山頂に山の名前となった宝筐院塔@が建つ。高さが2.5mもある立派なもの。
700年以上もここに建っているのだ。
おそらく、この山の石を加工して造ったものと思われるが、職人はここに泊まり込んで造ったのだろうか。
その南側には電波塔が建つ。
山頂部、直径約70m、ここが、本郭と言えるだろうが、物見の場だろうか?

ここからは関東平野や背後の筑波山が良く見える。
冬の晴れた朝なら富士山や都心までくっきりと見えるという。
まさに天然の展望台である。

@山の名前の基になった山頂に建つ宝筐院塔 A山頂北側の平地が二郭であろう。 B二郭から下る尾根末端には堀切がある。
C山頂の南下の平場、三郭が実質的な主郭だろう。 D三郭下の大堀切西側 E三郭下の大堀切東側
F大堀切南側の緩斜面は兵の宿営地だろう。 山頂から見た南東方面、霞ヶ浦が望まれる。 山頂の北西には筑波山が見える。

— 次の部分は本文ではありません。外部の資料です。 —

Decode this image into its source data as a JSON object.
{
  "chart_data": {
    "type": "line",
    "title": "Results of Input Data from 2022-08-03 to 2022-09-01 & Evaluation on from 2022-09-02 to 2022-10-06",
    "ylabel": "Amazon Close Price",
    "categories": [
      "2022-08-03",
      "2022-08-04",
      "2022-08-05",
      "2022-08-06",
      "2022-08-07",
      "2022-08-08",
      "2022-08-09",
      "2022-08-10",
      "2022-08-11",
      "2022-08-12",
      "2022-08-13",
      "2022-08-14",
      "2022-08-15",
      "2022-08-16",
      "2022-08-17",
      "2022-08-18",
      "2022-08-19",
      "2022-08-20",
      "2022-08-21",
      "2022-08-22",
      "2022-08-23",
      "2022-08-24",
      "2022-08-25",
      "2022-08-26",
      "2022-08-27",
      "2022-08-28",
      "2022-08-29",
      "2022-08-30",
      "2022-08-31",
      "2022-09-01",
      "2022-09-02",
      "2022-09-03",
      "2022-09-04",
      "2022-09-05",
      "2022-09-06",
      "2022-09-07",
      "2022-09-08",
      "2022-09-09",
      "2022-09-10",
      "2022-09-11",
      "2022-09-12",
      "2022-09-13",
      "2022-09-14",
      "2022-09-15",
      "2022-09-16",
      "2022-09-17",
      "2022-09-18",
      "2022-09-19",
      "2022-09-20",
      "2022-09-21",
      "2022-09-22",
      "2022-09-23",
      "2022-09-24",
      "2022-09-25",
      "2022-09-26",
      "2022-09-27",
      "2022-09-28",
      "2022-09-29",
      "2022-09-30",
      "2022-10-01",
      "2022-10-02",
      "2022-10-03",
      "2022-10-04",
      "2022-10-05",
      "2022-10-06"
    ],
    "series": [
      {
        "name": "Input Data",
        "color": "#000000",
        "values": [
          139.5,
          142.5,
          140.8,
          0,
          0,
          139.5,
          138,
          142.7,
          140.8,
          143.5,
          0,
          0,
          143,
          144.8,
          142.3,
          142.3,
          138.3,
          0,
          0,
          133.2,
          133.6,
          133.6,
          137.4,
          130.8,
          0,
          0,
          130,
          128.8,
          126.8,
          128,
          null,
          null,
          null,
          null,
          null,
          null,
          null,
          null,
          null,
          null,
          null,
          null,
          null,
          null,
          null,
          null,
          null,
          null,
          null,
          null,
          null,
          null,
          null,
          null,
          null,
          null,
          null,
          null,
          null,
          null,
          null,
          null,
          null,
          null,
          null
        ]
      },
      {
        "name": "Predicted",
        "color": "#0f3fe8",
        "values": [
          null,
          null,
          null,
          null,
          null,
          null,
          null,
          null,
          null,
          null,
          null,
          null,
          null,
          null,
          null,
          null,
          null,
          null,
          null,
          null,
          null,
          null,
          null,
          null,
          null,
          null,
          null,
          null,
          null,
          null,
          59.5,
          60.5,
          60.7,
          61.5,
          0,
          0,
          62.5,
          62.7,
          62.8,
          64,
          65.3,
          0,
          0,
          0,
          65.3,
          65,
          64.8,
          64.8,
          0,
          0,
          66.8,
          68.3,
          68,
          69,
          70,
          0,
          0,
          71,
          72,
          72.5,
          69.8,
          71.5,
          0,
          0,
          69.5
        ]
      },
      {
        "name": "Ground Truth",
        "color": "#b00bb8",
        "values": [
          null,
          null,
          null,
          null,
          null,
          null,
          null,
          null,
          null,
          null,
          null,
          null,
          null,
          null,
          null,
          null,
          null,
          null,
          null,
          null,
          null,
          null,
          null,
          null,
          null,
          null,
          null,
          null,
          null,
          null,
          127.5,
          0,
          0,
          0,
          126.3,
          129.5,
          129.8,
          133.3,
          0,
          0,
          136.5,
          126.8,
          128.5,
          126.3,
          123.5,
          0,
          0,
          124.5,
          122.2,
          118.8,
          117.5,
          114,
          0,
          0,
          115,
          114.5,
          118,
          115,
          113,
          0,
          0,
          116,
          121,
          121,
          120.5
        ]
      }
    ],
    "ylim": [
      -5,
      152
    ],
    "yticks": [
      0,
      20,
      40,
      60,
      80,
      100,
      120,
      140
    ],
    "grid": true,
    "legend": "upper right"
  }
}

山頂の北側に細長い尾根が続く。ここが二郭Aと言えるだろう。
北側、2つに分岐する尾根末端にそれぞれ堀切Bがある。

一方、山頂、南下30mは鞍部になり、その南側の三郭Cとも言うべき曲輪がある。
100m×50mほどの広さがあるが平坦ではなく、巨石がある。
標高は山頂部より30m低い430m。
ここに「宝筐城」の標識がある。南側に数段、曲輪がある。ここは兵の宿営地か?

ここの下、標高406m地点に大規模は堀切DEがある。
幅は20mほどあり、外側に土塁がある。
その南側が緩斜面Fになっているが、ここも兵の宿営地だろう。

南北朝の争乱において、南朝方の小田城を攻める北朝方の高師冬が陣を敷いたと言われる。
当時、小田城には北畠親房が滞在しており、師冬はここで小田氏に圧力をかけたらしい。
小田氏に取っては山上から大軍に覗かれているため、かなりの心理的圧力があったであろう。

今に残る堀切がこの時、造られたものとは思えず、後世、小田氏により整備されたのではないかと思われる。
ここを占領されると小田城にプレッシャーとなるため、小田氏に取ってはここを確保しておきたかったであろう。
城番もいたかもしれない。
戦国時代、小田城は佐竹氏に何度も攻められるが、佐竹氏がここに陣を置いた可能性もあろう。